Important note: Information in this article was accurate in 1991. The state of the art may have changed since the publication date.
AIDS: A Storm Threatening Medical Confidentiality
AIDS & Public Policy Journal 6, no. 1 (Spring 1991): 28-30 M.P. Larher et al.
The concept of medical confidentiality is intertwined with the notion that the physician-patient relationship is a private one. Government intervention in the field of health has, first, modified this relationship by obliging physicians to serve the public health (by mandating the reporting of patients' contagious diseases) and, second, created a field of health characterized by medicosocial preoccupations. Health care, once characterized as individualistic and private, has evolved into a social and national concept with the development of the public health movement. The idea that health is a social commodity is a recent one.
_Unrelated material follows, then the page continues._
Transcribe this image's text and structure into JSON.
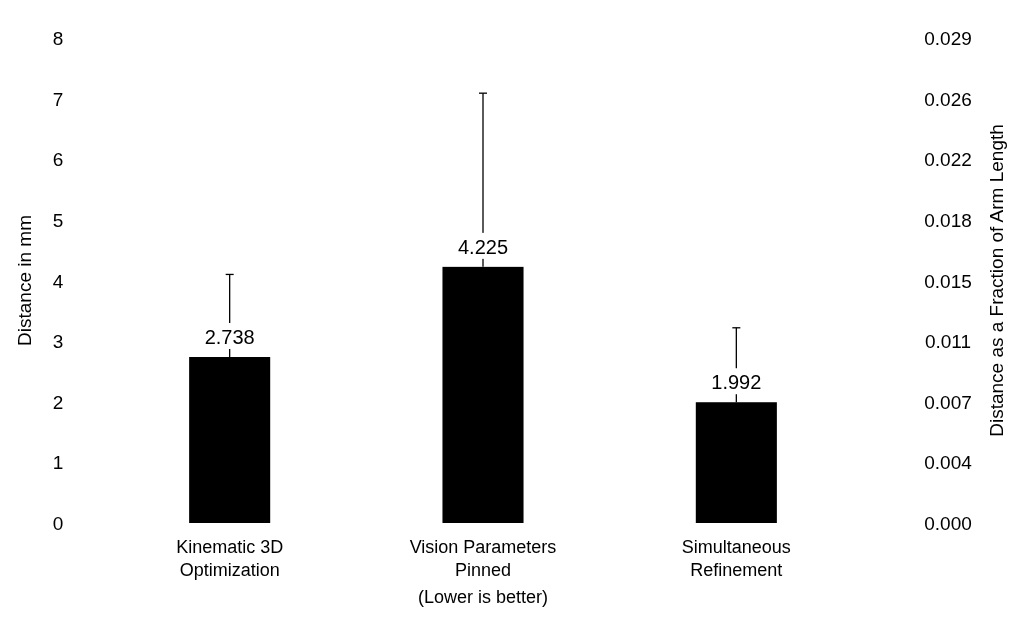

By making health a concern for the community, national and international legal texts have affirmed the right of the individual to protect his or her own health. Medical confidentiality has been adapted to apply to AIDS. However, the currently accepted principles of confidentiality may have to be revised if or when a vaccine or cure is discovered. For example, how will present legal requirements be applied, when a cure exists, in the case of a patient who refuses that treatment? What will happen to the principles of medical confidentiality in this setting? Finally, the question remains as to whether the medical profession will be prepared to force treatment on patients for the good of the community.